In smaller organizations there are limits on what processes can be utilized to overcome fraud.  It is not necessarily practical for organizations of this size to have IT architecture boards or internal audit committees.  I would recommend the following practical solutions to the CEO of Boutique Technology:
  • Governance:
    • Development of a clear business strategy
    • Formal recruitment procedures and approval processes for accounting, finance and human resources functions. 
  • IT:
    • Align IT objectives with business strategy through the introduction of an IT governance framework
  • Monitoring/Evaluation:
    • Hire qualified IT executives and provide direct supervision for the software development team
    • Monitoring processes and internal audit team to assess risk




No business too small....




WhizBiz Pty Ltd is a small online trading company, which currently lacks IT governance framework.  The Director believes based on the size of the company that COBIT 4.1 is irrelevant to the organization. 

COBIT 4.1, however, and other similar frameworks, are essential in an organization as they help to bridge the gaps between business risks, technical issues, control needs and performance measurement requirements through the implementation of a solid IT structure.  IT Governance assists an organization through the domains of: Planning & Organization, Acquisition & Implementation, Delivery & Support and Monitoring. 

 




 It confuses me how a company that trades online and utilizes considerable amounts of IT data can consider the need for a CIO irrelevant to their business.  Employing qualified staff is essential in achieving strategic objectives, especially where complex systems are involved.  Given the nature of the organization and their reliance on IT facilities it is essential that the organization has a CIO to oversee the IT function. 
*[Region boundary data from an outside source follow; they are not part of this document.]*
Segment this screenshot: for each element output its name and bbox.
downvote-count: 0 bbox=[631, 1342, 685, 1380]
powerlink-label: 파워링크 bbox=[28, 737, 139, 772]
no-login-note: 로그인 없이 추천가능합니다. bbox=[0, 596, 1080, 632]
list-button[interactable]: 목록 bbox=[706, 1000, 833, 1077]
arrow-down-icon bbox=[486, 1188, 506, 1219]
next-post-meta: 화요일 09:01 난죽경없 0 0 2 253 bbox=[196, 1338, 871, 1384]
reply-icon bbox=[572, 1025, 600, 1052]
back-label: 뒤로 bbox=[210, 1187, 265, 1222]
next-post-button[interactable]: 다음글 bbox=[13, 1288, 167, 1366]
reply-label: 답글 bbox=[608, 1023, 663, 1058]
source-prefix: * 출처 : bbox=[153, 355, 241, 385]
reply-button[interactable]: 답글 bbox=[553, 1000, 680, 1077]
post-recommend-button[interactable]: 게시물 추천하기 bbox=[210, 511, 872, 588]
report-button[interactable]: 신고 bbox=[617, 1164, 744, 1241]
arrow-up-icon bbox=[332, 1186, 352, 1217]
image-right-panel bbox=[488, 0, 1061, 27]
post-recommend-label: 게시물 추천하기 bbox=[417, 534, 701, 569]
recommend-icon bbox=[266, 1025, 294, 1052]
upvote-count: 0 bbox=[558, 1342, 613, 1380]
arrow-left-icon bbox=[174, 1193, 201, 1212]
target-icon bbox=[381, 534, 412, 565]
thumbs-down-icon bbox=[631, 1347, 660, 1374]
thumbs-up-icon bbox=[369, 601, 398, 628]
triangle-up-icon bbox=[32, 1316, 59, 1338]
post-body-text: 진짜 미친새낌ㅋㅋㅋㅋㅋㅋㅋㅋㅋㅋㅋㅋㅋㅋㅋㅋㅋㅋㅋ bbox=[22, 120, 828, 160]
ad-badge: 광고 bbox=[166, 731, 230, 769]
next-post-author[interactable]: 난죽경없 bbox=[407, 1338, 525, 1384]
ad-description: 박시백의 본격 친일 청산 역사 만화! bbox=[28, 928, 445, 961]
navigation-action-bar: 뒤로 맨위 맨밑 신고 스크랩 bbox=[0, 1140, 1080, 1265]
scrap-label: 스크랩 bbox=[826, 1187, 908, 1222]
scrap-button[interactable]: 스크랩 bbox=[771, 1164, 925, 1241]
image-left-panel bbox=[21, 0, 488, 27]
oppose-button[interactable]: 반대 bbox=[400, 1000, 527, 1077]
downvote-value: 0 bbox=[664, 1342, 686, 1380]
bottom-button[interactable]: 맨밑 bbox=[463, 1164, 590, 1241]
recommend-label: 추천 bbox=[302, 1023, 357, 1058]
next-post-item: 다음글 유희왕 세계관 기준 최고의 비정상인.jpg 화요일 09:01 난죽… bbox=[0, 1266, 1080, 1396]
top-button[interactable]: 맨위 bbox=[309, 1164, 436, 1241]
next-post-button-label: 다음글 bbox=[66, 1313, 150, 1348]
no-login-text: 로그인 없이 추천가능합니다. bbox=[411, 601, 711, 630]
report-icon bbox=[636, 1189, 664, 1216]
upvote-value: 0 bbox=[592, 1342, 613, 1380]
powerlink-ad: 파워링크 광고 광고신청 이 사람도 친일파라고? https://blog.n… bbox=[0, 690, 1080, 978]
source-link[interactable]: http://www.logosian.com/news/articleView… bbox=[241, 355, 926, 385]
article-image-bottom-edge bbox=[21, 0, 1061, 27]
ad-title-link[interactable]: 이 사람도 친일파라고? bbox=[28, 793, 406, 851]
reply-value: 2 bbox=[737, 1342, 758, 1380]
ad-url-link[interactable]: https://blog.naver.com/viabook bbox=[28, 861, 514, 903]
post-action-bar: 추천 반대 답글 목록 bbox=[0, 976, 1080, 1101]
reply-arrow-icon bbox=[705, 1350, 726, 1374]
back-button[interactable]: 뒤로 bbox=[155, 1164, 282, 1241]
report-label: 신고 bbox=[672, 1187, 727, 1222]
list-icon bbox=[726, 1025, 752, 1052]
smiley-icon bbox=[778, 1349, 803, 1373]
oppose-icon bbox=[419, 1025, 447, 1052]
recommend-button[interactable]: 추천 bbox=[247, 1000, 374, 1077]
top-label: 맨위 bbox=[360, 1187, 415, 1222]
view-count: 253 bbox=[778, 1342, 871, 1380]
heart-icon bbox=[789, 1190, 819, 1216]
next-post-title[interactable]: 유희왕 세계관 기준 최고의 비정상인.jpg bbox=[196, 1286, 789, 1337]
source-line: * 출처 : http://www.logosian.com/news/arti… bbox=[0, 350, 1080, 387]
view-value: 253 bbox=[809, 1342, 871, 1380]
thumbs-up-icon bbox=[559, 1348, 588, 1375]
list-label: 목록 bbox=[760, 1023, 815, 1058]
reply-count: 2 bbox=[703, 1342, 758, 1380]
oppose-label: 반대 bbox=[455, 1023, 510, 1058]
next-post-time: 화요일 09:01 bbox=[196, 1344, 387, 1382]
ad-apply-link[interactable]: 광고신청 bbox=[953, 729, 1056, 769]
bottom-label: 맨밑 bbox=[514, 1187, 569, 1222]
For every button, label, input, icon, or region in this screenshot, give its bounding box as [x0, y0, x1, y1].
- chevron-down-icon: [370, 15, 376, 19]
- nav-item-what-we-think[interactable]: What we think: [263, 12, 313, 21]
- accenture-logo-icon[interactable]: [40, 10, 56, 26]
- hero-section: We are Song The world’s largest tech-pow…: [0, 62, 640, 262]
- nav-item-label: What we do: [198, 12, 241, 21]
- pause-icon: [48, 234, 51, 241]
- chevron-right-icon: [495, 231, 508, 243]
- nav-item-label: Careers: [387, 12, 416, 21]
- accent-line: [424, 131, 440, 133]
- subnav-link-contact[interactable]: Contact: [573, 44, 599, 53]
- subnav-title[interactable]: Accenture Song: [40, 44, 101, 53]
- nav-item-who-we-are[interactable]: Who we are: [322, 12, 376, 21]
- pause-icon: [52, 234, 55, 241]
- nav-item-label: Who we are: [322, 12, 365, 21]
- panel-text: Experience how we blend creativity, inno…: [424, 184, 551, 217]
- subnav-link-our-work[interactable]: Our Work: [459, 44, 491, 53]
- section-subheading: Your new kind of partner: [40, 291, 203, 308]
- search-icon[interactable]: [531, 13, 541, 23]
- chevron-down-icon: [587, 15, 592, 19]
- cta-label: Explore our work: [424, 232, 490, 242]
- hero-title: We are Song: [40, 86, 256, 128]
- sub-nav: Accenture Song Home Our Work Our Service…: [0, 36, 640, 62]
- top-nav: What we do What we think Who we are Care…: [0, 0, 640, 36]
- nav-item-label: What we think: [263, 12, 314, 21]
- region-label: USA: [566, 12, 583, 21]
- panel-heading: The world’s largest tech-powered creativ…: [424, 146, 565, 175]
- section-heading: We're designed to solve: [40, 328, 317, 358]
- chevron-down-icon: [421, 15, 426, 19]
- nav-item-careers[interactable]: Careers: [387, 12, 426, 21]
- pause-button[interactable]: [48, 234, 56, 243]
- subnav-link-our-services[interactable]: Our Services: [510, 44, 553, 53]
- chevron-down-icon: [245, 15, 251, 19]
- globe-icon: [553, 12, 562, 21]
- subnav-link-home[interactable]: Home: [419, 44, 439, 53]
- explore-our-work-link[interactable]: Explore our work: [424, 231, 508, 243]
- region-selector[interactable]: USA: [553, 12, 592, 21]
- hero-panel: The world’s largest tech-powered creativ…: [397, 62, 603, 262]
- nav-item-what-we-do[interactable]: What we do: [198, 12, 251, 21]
COBIT 4.1 is meant simply as a starting point for organizations but may be manipulated to suit different business models.  Whilst such frameworks can be costly to put in place the benefits generally exceed the costs. It is essential that organizations put in place proper IT governance frameworks to support their businesses and provide security for their intellectual property.  Without such guidelines businesses risk the occurrence of fraudulent activities and the potential loss of valuable business information. 

WhizBiz should engage the services of consultants to put in place suitable IT guidelines based on COBIT 4.1 or similar framework. Whizbiz also need to employ suitable professionals whose expertise would help to support the proper functioning of the new IT guidelines. 

The secrets behind an effective Corporate Plan..



To have an effective Corporate Plan an organization relies on three key elements to assist in achieving its strategic objectives; the people, the IT system and finance. 
  • People: It is integral that the people involved in an organization are educated in and support the Corporate Plan and the policies and procedures that underpin it.
  • IT System: The implementation of IT objectives that are aligned with business strategy and facilitated by necessary controls is integral for the security of information
  • Finance: It is important that organizations have the financing to put in place proper governance, controls and employ qualified workers to support the organization in achieving strategic objectives.    
One example of where all three of these key elements were not working effectively is the Queensland Health debacle. The IT systems failed firstly with the payroll system, which caused a general feeling of disillusionment amongst employees. Then based on already poor morale and lack of IT controls present the ‘Tahitian Prince’ took advantage and siphoned millions from the organization.  

The overall cause, however, of these events was the organization’s lack of IT governance, such as the COBIT framework.  The implementation of such a framework is integral to the success of an organization.  Whilst COBIT may not be practical for every business, it is a starting point for organizations.